PrestoDB vs PrestoSQL & the new Presto Foundation

PrestoDB

Last year we posted an introduction article on Presto. So what is new in the Presto world since then? A ton!

PrestoDB moves to the Linux Foundation

In September 2019, the official PrestoDB Foundation was started by Facebook, Uber, Twitter, and Alibaba.

A formal, official foundation is what was needed for the Presto ecosystem to prosper. The formation and transition to a formal foundation under the Linux Foundation’s auspices was a significant first step to deal with confusion in the community.

Kudos to Facebook, Uber, Twitter, and others in making this a reality. Having open, shared, and community-driven organization is critical to future success Presto. You can read more about these principles and roadmaps here.

Revisiting PrestoDB vs. PrestoSQL

Why is a formal, independent foundation necessary? Presto Foundation established a set of much-needed guiding principles for the community. In the post last year, we highlighted some confusion about the two principle Presto project repositories; https://prestodb.io/ and prestosql.io.

We referred to prestosql as the “fork.” On GitHub, the fork is located at prestosql/presto.
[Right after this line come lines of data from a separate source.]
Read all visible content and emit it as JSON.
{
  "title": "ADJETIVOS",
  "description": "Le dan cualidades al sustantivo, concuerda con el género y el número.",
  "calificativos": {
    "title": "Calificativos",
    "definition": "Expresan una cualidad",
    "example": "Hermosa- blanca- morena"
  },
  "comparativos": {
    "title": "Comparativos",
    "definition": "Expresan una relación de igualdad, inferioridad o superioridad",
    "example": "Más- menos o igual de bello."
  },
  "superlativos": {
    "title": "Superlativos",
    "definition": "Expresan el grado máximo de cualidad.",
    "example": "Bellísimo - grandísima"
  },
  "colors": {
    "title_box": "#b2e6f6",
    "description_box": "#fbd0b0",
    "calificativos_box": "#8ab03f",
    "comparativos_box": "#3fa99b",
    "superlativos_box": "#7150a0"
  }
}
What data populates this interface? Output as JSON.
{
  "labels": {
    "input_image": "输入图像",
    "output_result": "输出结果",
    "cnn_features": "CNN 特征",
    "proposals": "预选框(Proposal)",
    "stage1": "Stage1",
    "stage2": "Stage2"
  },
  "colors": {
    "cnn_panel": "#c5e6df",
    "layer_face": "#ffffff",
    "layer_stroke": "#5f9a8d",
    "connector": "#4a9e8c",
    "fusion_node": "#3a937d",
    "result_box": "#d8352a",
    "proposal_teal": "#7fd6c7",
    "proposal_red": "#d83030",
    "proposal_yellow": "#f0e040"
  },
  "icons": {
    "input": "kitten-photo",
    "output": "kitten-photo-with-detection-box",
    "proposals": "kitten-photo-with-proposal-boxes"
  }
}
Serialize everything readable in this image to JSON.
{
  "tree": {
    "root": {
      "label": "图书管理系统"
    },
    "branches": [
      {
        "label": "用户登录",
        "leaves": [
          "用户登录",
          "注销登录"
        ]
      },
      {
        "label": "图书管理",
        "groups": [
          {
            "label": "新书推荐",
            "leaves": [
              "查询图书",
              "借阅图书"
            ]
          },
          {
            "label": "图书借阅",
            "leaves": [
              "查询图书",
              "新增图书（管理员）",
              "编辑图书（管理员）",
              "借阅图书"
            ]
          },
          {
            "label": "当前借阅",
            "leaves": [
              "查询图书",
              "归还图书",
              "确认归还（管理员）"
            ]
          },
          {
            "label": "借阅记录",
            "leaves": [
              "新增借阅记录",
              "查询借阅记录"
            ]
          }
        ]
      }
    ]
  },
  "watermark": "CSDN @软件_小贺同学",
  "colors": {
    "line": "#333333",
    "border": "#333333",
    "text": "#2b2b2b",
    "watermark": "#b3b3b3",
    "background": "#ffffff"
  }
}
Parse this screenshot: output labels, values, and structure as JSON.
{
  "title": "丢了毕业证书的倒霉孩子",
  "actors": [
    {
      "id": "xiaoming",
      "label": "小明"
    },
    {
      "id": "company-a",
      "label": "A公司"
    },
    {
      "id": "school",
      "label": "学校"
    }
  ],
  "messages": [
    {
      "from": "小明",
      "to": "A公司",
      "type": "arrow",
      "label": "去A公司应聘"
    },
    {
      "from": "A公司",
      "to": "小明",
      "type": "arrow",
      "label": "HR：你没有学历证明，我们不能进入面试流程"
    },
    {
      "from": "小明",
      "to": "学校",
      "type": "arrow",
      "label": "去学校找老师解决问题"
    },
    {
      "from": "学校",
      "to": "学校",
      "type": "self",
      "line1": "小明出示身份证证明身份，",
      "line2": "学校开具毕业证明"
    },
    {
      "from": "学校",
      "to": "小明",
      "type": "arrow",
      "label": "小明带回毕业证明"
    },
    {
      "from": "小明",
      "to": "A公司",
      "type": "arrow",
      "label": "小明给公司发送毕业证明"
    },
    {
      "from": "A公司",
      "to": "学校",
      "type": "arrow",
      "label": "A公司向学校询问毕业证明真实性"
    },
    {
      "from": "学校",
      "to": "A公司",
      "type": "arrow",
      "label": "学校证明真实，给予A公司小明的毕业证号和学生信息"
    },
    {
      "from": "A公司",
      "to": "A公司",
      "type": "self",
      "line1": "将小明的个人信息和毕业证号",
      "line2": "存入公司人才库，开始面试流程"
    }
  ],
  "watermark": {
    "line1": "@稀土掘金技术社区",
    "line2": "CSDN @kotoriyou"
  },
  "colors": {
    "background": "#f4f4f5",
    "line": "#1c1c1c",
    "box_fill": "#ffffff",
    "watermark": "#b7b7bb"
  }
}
However, the official project is prestodb/presto.

So why is there confusion? Here is how they describe themselves:

  • prestodb/presto: “The official home of the Presto distributed SQL query engine for big data https://prestodb.github.io."
  • prestosql/presto: “Official home of Presto, the distributed SQL query engine for big data https://prestosql.io."

How many Presto Foundations or official projects do we need?

Last year I was approached by O’Reilly to act as a technical reviewer for “Presto: The Definitive Guide.” I was initially excited to be able to contribute to the work. However, in reviewing the initial drafts, it was clear the book was focused on prestosql. Most of the referenced documentation, code, Docker resources pointed to prestosql and Starburst. As a result, I ended up deciding not to participate as a technical reviewer.

My concern today, as it was last year, was that the forked prestosql and its similarly-named “Presto Software Foundation” had self-proclaimed they were “official.” They also have the appearance of being an extension of commercial operation (i.e., Starburst).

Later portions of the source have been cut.